Значит, тот, кто догонял Асмура, прекрасно знал, где его искать. Эрл приподнял брови, удивляясь легкости и нервному ритму приближающегося топота, и одновременно опустил правую руку на рукоять меча. Серв не скакал бы на коне, а законы Джаспера запрещают поднимать десинтор на человека. И все-таки…
Он осторожно пересадил Тарита-крэга с левой руки на круп коня. Нет на Джаспере человека, который посягнул бы на неприкосновенность хотя бы одного перышка крэга — но случай, но полуночная тьма… Впрочем, настоящей темноты здесь не бывало; вот и сейчас вечерняя луна уже скрылась, зато две ослепительно-белых и одна медовая освещали стройный ряд надгробий с какой-то неестественной, зловещей четкостью.
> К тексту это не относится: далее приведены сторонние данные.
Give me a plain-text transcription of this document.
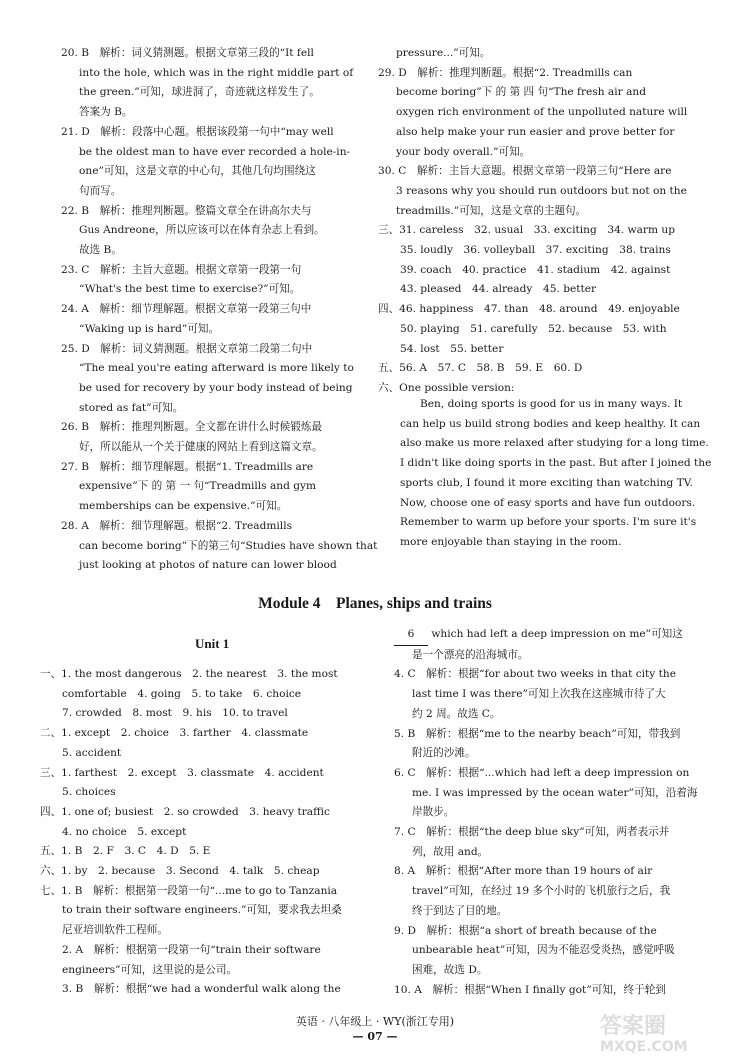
20. B　解析：词义猜测题。根据文章第三段的“It fell
into the hole, which was in the right middle part of
the green.”可知，球进洞了，奇迹就这样发生了。
答案为 B。
21. D　解析：段落中心题。根据该段第一句中“may well
be the oldest man to have ever recorded a hole-in-
one”可知，这是文章的中心句，其他几句均围绕这
句而写。
22. B　解析：推理判断题。整篇文章全在讲高尔夫与
Gus Andreone，所以应该可以在体育杂志上看到。
故选 B。
23. C　解析：主旨大意题。根据文章第一段第一句
“What's the best time to exercise?”可知。
24. A　解析：细节理解题。根据文章第一段第三句中
“Waking up is hard”可知。
25. D　解析：词义猜测题。根据文章第二段第二句中
“The meal you're eating afterward is more likely to
be used for recovery by your body instead of being
stored as fat”可知。
26. B　解析：推理判断题。全文都在讲什么时候锻炼最
好，所以能从一个关于健康的网站上看到这篇文章。
27. B　解析：细节理解题。根据“1. Treadmills are
expensive”下 的 第 一 句“Treadmills and gym
memberships can be expensive.”可知。
28. A　解析：细节理解题。根据“2. Treadmills
can become boring”下的第三句“Studies have shown that
just looking at photos of nature can lower blood
pressure...”可知。
29. D　解析：推理判断题。根据“2. Treadmills can
become boring”下 的 第 四 句“The fresh air and
oxygen rich environment of the unpolluted nature will
also help make your run easier and prove better for
your body overall.”可知。
30. C　解析：主旨大意题。根据文章第一段第三句“Here are
3 reasons why you should run outdoors but not on the
treadmills.”可知，这是文章的主题句。
三、31. careless　32. usual　33. exciting　34. warm up
35. loudly　36. volleyball　37. exciting　38. trains
39. coach　40. practice　41. stadium　42. against
43. pleased　44. already　45. better
四、46. happiness　47. than　48. around　49. enjoyable
50. playing　51. carefully　52. because　53. with
54. lost　55. better
五、56. A　57. C　58. B　59. E　60. D
六、One possible version:
Ben, doing sports is good for us in many ways. It
can help us build strong bodies and keep healthy. It can
also make us more relaxed after studying for a long time.
I didn't like doing sports in the past. But after I joined the
sports club, I found it more exciting than watching TV.
Now, choose one of easy sports and have fun outdoors.
Remember to warm up before your sports. I'm sure it's
more enjoyable than staying in the room.
Module 4　Planes, ships and trains
Unit 1
一、1. the most dangerous　2. the nearest　3. the most
comfortable　4. going　5. to take　6. choice
7. crowded　8. most　9. his　10. to travel
二、1. except　2. choice　3. farther　4. classmate
5. accident
三、1. farthest　2. except　3. classmate　4. accident
5. choices
四、1. one of; busiest　2. so crowded　3. heavy traffic
4. no choice　5. except
五、1. B　2. F　3. C　4. D　5. E
六、1. by　2. because　3. Second　4. talk　5. cheap
七、1. B　解析：根据第一段第一句“...me to go to Tanzania
to train their software engineers.”可知，要求我去坦桑
尼亚培训软件工程师。
2. A　解析：根据第一段第一句“train their software
engineers”可知，这里说的是公司。
3. B　解析：根据“we had a wonderful walk along the
6 which had left a deep impression on me”可知这
是一个漂亮的沿海城市。
4. C　解析：根据“for about two weeks in that city the
last time I was there”可知上次我在这座城市待了大
约 2 周。故选 C。
5. B　解析：根据“me to the nearby beach”可知，带我到
附近的沙滩。
6. C　解析：根据“...which had left a deep impression on
me. I was impressed by the ocean water”可知，沿着海
岸散步。
7. C　解析：根据“the deep blue sky”可知，两者表示并
列，故用 and。
8. A　解析：根据“After more than 19 hours of air
travel”可知，在经过 19 多个小时的飞机旅行之后，我
终于到达了目的地。
9. D　解析：根据“a short of breath because of the
unbearable heat”可知，因为不能忍受炎热，感觉呼吸
困难，故选 D。
10. A　解析：根据“When I finally got”可知，终于轮到
英语 · 八年级上 · WY(浙江专用)
— 07 —	答案圈
MXQE.COM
Козыри — ночь, поэтому луны должны быть за него. И уж если они высвечивают кого-то с такой безжалостностью, то это, разумеется, враг. Он вытащил свой меч уже наполовину, когда розовато-сиреневый конь, словно сказочная аметистовая птица, стелющаяся над самой землей, вылетел из-за надгробья Тариты-Мур и, осаженный опытной рукой, взвился на дыбы. Искристая грива мешалась с целым каскадом таких же шелковистых, разбрасывающих рассветные блики перьев; разглядеть всадника, чью голову и плечи укрывал этот великолепный наряд фиалкового фламинго, было совершенно невозможно, но Асмуру не нужно было глядеть.
Только у одного человека на Джаспере был такой конь и такой крэг. Вороной заржал, призывно и просительно, и двинулся навстречу аметистовой кобыле. Асмур рванул поводья — и понял, что это осталось только мыслью, но не действием: не послушались руки. Вороной захрапел и поймал зубами прядь гривы, надвигающейся на него сиреневым ореолом, и в этот же миг легкие руки, укутанные перьями, обвились вокруг шеи Асмура, и тело, охлажденное встречным ветром, напоенное полевыми ночными запахами, прильнуло к нему, и он почувствовал, как цепкие когти на его запястьях разжимаются, привычный, почти неотделимый от него самого капюшон соскальзывает с волос — и мир вокруг него погас. Асмур уже не видел, как два крэга, пепельный и аметистовый, прижавшись друг к другу и превратившись в одну серо-сиреневую птицу, гордо пошли в ночную вышину, мелко трепеща крыльями…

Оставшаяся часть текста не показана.